九州南部で大雨、121万人避難勧告 前線停滞の見通し

西日本新聞 夕刊

 停滞する梅雨前線の影響で、九州南部を中心に1日も激しい雨が降り続き、鹿児島県いちき串木野市は2859世帯6051人に避難指示を出した。熊本、宮崎、鹿児島の3県によると同日午前の時点で避難勧告は計約56万世帯、121万人に上っている。

 気象庁は鹿児島県の一部について「命に危険を及ぼす土砂災害が発生していてもおかしくない極めて危険な状態」とし、土砂災害や浸水、河川の氾濫に警戒するよう呼び掛けた。

 同庁によると、鹿児島県や宮崎県には発達した雨雲が次々にかかり、各地で24時間雨量が300ミリを超えた。鹿児島県薩摩川内市では1日午前、7月の観測史上最大となる1時間雨量69・0ミリを観測、宮崎県えびの市も66・0ミリに達した。

 鹿児島県は14市町の広い範囲で、宮崎県は5市町で土砂災害警戒情報を出した。宮崎県の広渡川と大淀川には氾濫警戒情報が出されており、今後さらに水位が上昇する見込みという。

 梅雨前線は今後も数日間にわたって九州付近に停滞する見通しで、4日にかけて広い範囲で大雨が予想されている。

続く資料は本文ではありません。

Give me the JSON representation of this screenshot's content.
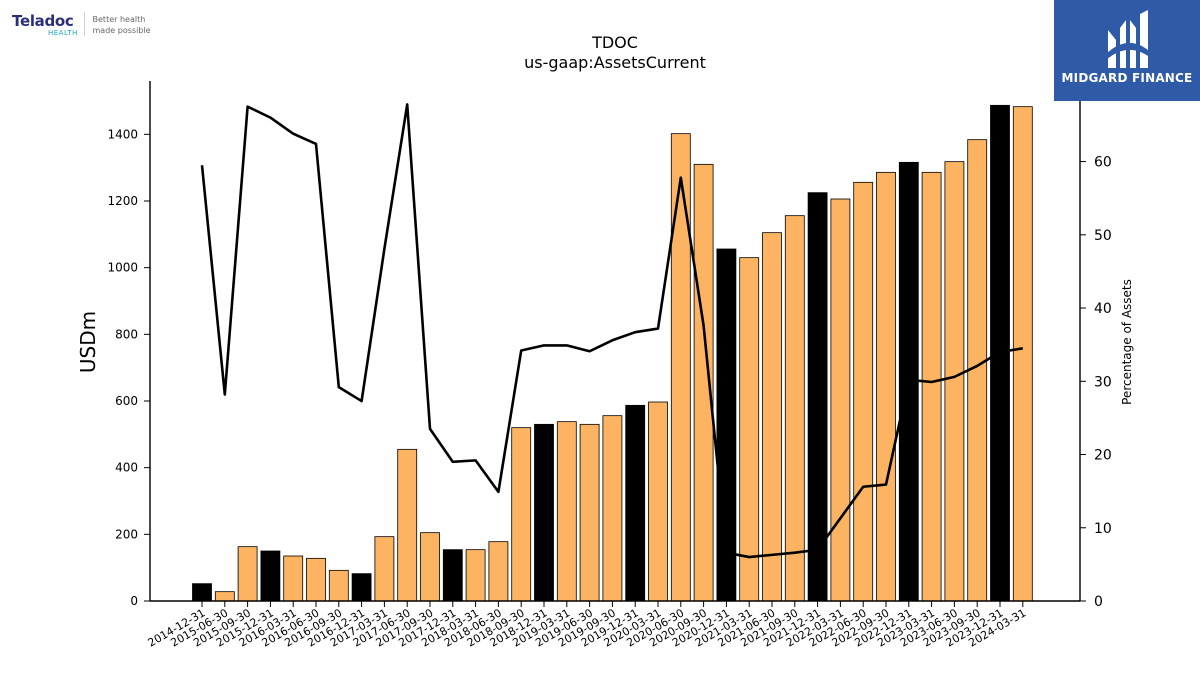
{
  "chart_data": {
    "type": "bar",
    "title": "TDOC",
    "subtitle": "us-gaap:AssetsCurrent",
    "ylabel": "USDm",
    "y2label": "Percentage of Assets",
    "ylim": [
      0,
      1560
    ],
    "y2lim": [
      0,
      71
    ],
    "yticks": [
      0,
      200,
      400,
      600,
      800,
      1000,
      1200,
      1400
    ],
    "y2ticks": [
      0,
      10,
      20,
      30,
      40,
      50,
      60
    ],
    "grid": false,
    "categories": [
      "2014-12-31",
      "2015-06-30",
      "2015-09-30",
      "2015-12-31",
      "2016-03-31",
      "2016-06-30",
      "2016-09-30",
      "2016-12-31",
      "2017-03-31",
      "2017-06-30",
      "2017-09-30",
      "2017-12-31",
      "2018-03-31",
      "2018-06-30",
      "2018-09-30",
      "2018-12-31",
      "2019-03-31",
      "2019-06-30",
      "2019-09-30",
      "2019-12-31",
      "2020-03-31",
      "2020-06-30",
      "2020-09-30",
      "2020-12-31",
      "2021-03-31",
      "2021-06-30",
      "2021-09-30",
      "2021-12-31",
      "2022-03-31",
      "2022-06-30",
      "2022-09-30",
      "2022-12-31",
      "2023-03-31",
      "2023-06-30",
      "2023-09-30",
      "2023-12-31",
      "2024-03-31"
    ],
    "series": [
      {
        "values": [
          52,
          28,
          163,
          150,
          135,
          128,
          92,
          82,
          193,
          455,
          205,
          154,
          154,
          178,
          520,
          530,
          538,
          530,
          556,
          587,
          597,
          1402,
          1310,
          1056,
          1030,
          1105,
          1156,
          1225,
          1206,
          1256,
          1286,
          1316,
          1286,
          1318,
          1384,
          1487,
          1483
        ],
        "highlight": [
          true,
          false,
          false,
          true,
          false,
          false,
          false,
          true,
          false,
          false,
          false,
          true,
          false,
          false,
          false,
          true,
          false,
          false,
          false,
          true,
          false,
          false,
          false,
          true,
          false,
          false,
          false,
          true,
          false,
          false,
          false,
          true,
          false,
          false,
          false,
          true,
          false
        ],
        "color": "#fdb462",
        "highlight_color": "#000000"
      },
      {
        "type": "line",
        "axis": "right",
        "color": "#000000",
        "values": [
          59.5,
          28.2,
          67.5,
          66.0,
          63.8,
          62.4,
          29.2,
          27.3,
          48.1,
          67.8,
          23.5,
          19.0,
          19.2,
          14.9,
          34.2,
          34.9,
          34.9,
          34.1,
          35.6,
          36.7,
          37.2,
          57.8,
          37.6,
          6.6,
          6.0,
          6.3,
          6.6,
          7.0,
          11.3,
          15.6,
          15.9,
          30.2,
          29.9,
          30.6,
          32.1,
          34.0,
          34.5
        ]
      }
    ]
  },
  "branding": {
    "left_name": "Teladoc",
    "left_sub": "HEALTH",
    "left_tagline_1": "Better health",
    "left_tagline_2": "made possible",
    "right_name": "MIDGARD FINANCE"
  }
}
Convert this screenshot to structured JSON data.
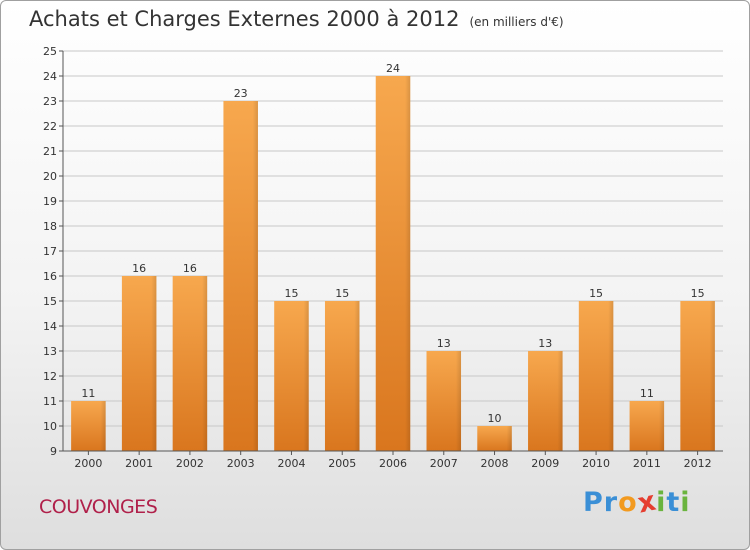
{
  "header": {
    "title": "Achats et Charges Externes 2000 à 2012",
    "subtitle": "(en milliers d'€)"
  },
  "footer": {
    "commune": "COUVONGES",
    "logo_letters": [
      {
        "char": "P",
        "color": "#3a8fd6"
      },
      {
        "char": "r",
        "color": "#3a8fd6"
      },
      {
        "char": "o",
        "color": "#f29a1f"
      },
      {
        "char": "x",
        "color": "#e53d2f"
      },
      {
        "char": "i",
        "color": "#6ab43e"
      },
      {
        "char": "t",
        "color": "#3a8fd6"
      },
      {
        "char": "i",
        "color": "#6ab43e"
      }
    ]
  },
  "colors": {
    "bar_light": "#f7a84e",
    "bar_dark": "#d9761e",
    "grid": "#c8c8c8",
    "axis": "#555555"
  },
  "chart_data": {
    "type": "bar",
    "categories": [
      "2000",
      "2001",
      "2002",
      "2003",
      "2004",
      "2005",
      "2006",
      "2007",
      "2008",
      "2009",
      "2010",
      "2011",
      "2012"
    ],
    "values": [
      11,
      16,
      16,
      23,
      15,
      15,
      24,
      13,
      10,
      13,
      15,
      11,
      15
    ],
    "ylim": [
      9,
      25
    ],
    "yticks": [
      9,
      10,
      11,
      12,
      13,
      14,
      15,
      16,
      17,
      18,
      19,
      20,
      21,
      22,
      23,
      24,
      25
    ],
    "grid": true,
    "title": "Achats et Charges Externes 2000 à 2012",
    "ylabel": "",
    "xlabel": ""
  }
}
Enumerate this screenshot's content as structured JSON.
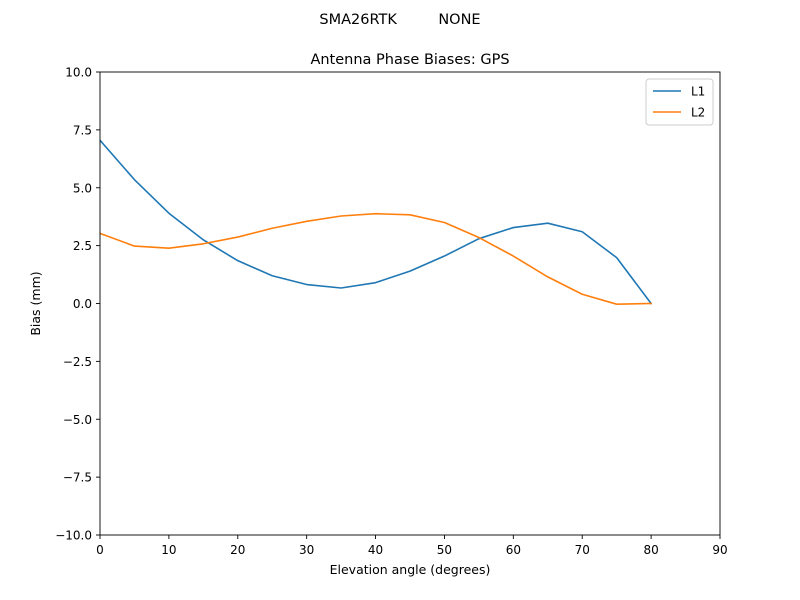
{
  "figure": {
    "suptitle": "SMA26RTK         NONE"
  },
  "chart_data": {
    "type": "line",
    "title": "Antenna Phase Biases: GPS",
    "xlabel": "Elevation angle (degrees)",
    "ylabel": "Bias (mm)",
    "xlim": [
      0,
      90
    ],
    "ylim": [
      -10,
      10
    ],
    "xticks": [
      0,
      10,
      20,
      30,
      40,
      50,
      60,
      70,
      80,
      90
    ],
    "xtick_labels": [
      "0",
      "10",
      "20",
      "30",
      "40",
      "50",
      "60",
      "70",
      "80",
      "90"
    ],
    "yticks": [
      -10,
      -7.5,
      -5,
      -2.5,
      0,
      2.5,
      5,
      7.5,
      10
    ],
    "ytick_labels": [
      "−10.0",
      "−7.5",
      "−5.0",
      "−2.5",
      "0.0",
      "2.5",
      "5.0",
      "7.5",
      "10.0"
    ],
    "grid": false,
    "legend_position": "top-right",
    "x": [
      0,
      5,
      10,
      15,
      20,
      25,
      30,
      35,
      40,
      45,
      50,
      55,
      60,
      65,
      70,
      75,
      80
    ],
    "series": [
      {
        "name": "L1",
        "color": "#1f77b4",
        "values": [
          7.05,
          5.35,
          3.9,
          2.75,
          1.85,
          1.2,
          0.82,
          0.67,
          0.9,
          1.4,
          2.05,
          2.8,
          3.28,
          3.47,
          3.1,
          1.98,
          0.0
        ]
      },
      {
        "name": "L2",
        "color": "#ff7f0e",
        "values": [
          3.03,
          2.48,
          2.39,
          2.58,
          2.87,
          3.25,
          3.55,
          3.78,
          3.88,
          3.83,
          3.5,
          2.85,
          2.05,
          1.15,
          0.4,
          -0.03,
          0.0
        ]
      }
    ]
  }
}
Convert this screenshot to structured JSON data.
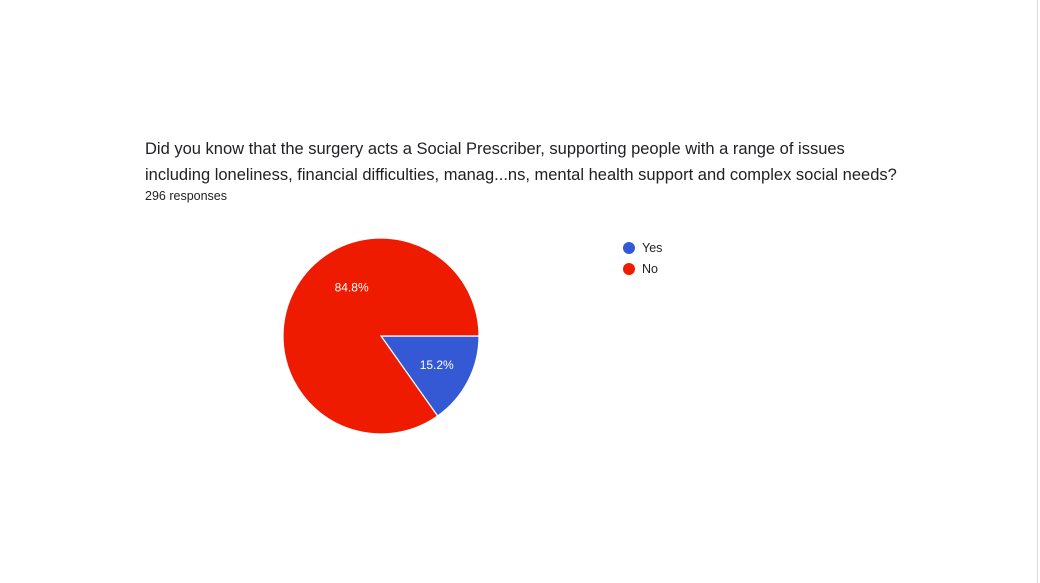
{
  "question": {
    "line1": "Did you know that the surgery acts a Social Prescriber, supporting people with a range of issues",
    "line2": "including loneliness, financial difficulties, manag...ns, mental health support and complex social needs?"
  },
  "responses_label": "296 responses",
  "chart_data": {
    "type": "pie",
    "categories": [
      "Yes",
      "No"
    ],
    "values": [
      15.2,
      84.8
    ],
    "labels": [
      "15.2%",
      "84.8%"
    ],
    "colors": [
      "#3559d4",
      "#ee1b00"
    ],
    "legend_position": "right"
  }
}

 福岡県内の雨は1日朝、前線の南下でいったん小康状態となった。同庁によると、前線は今後再び北上。2日昼すぎから福岡県の南に活発な雨雲がかかり、夜の初め頃から雷を伴う激しい雨が降る恐れがある。

土砂崩れ、高齢者救出

 九州南部を中心に激しく降り続く雨の影響で、各地で1日早朝から土砂崩れや浸水被害が発生した。

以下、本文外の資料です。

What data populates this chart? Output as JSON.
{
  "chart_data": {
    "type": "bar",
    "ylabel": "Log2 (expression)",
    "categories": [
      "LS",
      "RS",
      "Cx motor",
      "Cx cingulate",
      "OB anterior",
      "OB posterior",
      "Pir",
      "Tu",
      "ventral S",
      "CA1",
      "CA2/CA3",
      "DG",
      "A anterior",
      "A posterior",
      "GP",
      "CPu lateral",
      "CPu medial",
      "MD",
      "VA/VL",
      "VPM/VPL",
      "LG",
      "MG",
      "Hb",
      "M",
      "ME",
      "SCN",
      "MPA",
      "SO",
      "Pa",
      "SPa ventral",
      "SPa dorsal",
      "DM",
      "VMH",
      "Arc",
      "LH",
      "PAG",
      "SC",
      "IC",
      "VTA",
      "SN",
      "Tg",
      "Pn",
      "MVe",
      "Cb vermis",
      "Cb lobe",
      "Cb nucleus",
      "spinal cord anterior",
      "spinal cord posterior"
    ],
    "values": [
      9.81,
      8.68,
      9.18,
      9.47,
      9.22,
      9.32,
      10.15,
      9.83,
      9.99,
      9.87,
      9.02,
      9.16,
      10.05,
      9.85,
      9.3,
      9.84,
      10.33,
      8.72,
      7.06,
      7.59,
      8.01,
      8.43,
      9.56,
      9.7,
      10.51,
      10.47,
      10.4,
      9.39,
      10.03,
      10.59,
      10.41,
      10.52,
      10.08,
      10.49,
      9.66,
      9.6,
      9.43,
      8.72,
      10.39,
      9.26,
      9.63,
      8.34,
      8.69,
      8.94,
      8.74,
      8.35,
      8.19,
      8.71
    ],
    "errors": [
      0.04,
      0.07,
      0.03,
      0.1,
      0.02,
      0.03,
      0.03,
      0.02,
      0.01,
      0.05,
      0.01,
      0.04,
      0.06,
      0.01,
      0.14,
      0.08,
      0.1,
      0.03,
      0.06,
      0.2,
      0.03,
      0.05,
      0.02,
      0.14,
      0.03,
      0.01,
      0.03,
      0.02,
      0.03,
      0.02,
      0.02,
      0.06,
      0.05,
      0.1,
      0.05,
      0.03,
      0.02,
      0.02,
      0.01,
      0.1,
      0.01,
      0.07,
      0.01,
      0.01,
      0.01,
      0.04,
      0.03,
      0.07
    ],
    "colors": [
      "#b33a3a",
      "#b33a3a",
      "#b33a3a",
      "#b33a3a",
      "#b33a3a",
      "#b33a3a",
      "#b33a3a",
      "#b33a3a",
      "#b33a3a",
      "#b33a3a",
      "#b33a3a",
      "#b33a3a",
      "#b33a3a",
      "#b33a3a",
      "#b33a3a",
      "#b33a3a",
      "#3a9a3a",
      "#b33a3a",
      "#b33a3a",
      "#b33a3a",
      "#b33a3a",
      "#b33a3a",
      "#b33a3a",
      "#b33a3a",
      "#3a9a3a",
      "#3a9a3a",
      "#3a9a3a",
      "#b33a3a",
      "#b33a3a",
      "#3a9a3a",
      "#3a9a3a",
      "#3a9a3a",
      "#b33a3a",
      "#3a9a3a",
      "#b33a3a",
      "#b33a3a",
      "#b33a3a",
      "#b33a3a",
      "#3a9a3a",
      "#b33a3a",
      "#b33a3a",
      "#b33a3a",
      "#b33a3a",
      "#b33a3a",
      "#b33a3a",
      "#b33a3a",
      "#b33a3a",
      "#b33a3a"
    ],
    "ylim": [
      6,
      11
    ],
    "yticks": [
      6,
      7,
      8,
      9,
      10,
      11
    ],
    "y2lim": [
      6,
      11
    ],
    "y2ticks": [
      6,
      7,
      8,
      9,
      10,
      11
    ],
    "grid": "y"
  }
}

 鹿児島市本城町では1日午前7時20分ごろ、崩れた崖の土砂が民家に流れ込み、人が埋まっていると通報があった。消防が土砂の中から70代女性を救出。意識はあるという。

 同市伊敷町の国道3号では同日午前4時5分ごろ、道路脇ののり面が高さ8メートルの地点から長さ13メートルにわたって崩れ、約3・8キロの区間が全面通行止めに。国道10号も土砂崩れの恐れのため鹿児島県姶良市の一部で一時通行止めになった。

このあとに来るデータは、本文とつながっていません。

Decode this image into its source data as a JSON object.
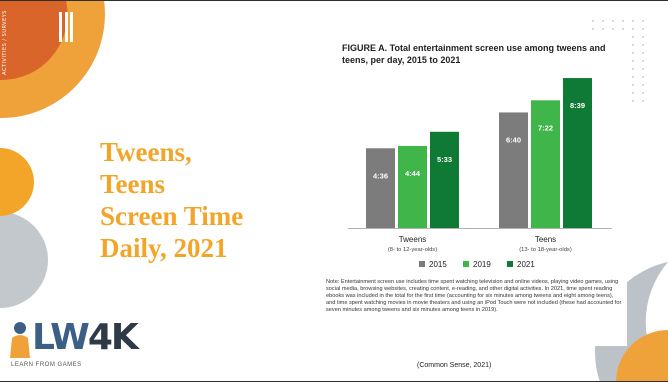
{
  "slide": {
    "side_text": "ACTIVITIES / SURVEYS",
    "title_lines": [
      "Tweens,",
      "Teens",
      "Screen Time",
      "Daily, 2021"
    ],
    "citation": "(Common Sense, 2021)",
    "logo": {
      "text_dark_part": "LW",
      "text_light_part": "4K",
      "subtitle": "LEARN FROM GAMES"
    },
    "colors": {
      "title": "#f3a52a",
      "orange_shape": "#f0a23a",
      "gray_shape": "#8f9aa3"
    }
  },
  "chart_data": {
    "type": "bar",
    "title": "FIGURE A. Total entertainment screen use among tweens and teens, per day, 2015 to 2021",
    "categories": [
      "Tweens",
      "Teens"
    ],
    "category_sublabels": [
      "(8- to 12-year-olds)",
      "(13- to 18-year-olds)"
    ],
    "series": [
      {
        "name": "2015",
        "color": "#7c7c7c",
        "values": [
          276,
          400
        ],
        "labels": [
          "4:36",
          "6:40"
        ]
      },
      {
        "name": "2019",
        "color": "#3fb54a",
        "values": [
          284,
          442
        ],
        "labels": [
          "4:44",
          "7:22"
        ]
      },
      {
        "name": "2021",
        "color": "#0f7a35",
        "values": [
          333,
          519
        ],
        "labels": [
          "5:33",
          "8:39"
        ]
      }
    ],
    "ylim": [
      0,
      540
    ],
    "legend_position": "bottom",
    "grid": false,
    "note": "Note: Entertainment screen use includes time spent watching television and online videos, playing video games, using social media, browsing websites, creating content, e-reading, and other digital activities. In 2021, time spent reading ebooks was included in the total for the first time (accounting for six minutes among tweens and eight among teens), and time spent watching movies in movie theaters and using an iPod Touch were not included (these had accounted for seven minutes among tweens and six minutes among teens in 2019)."
  }
}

 宮崎県都城市や消防によると1日朝、「用水路から水があふれ、床下浸水している」と消防に通報があった。道路の冠水で家から出られなくなった同市鷹尾1丁目付近の高齢者を含む10世帯16人が消防のボートで救出された。市内では4台の車が水没したが、いずれもけが人はないという。

 都城、日南、小林、えびのの4市では小中学校24校が臨時休校となった。

 西日本高速道路(NEXCO西日本)によると、大雨の影響で九州道の鹿児島北インターチェンジ(IC)-えびのICのほか、宮崎道や南九州道の一部区間が午前中から通行止めに。解除の見通しは立っていないという。

 西日本鉄道によると、高速バスは福岡-鹿児島、延岡、宮崎間が終日運休。JR九州によると、九州新幹線は始発から熊本-鹿児島中央間で運転を見合わせていたが、午前9時前に運転を再開。最大約120分の遅れが出た。在来線では鹿児島本線の川内-鹿児島間など、一部区間で運転見合わせが続いている。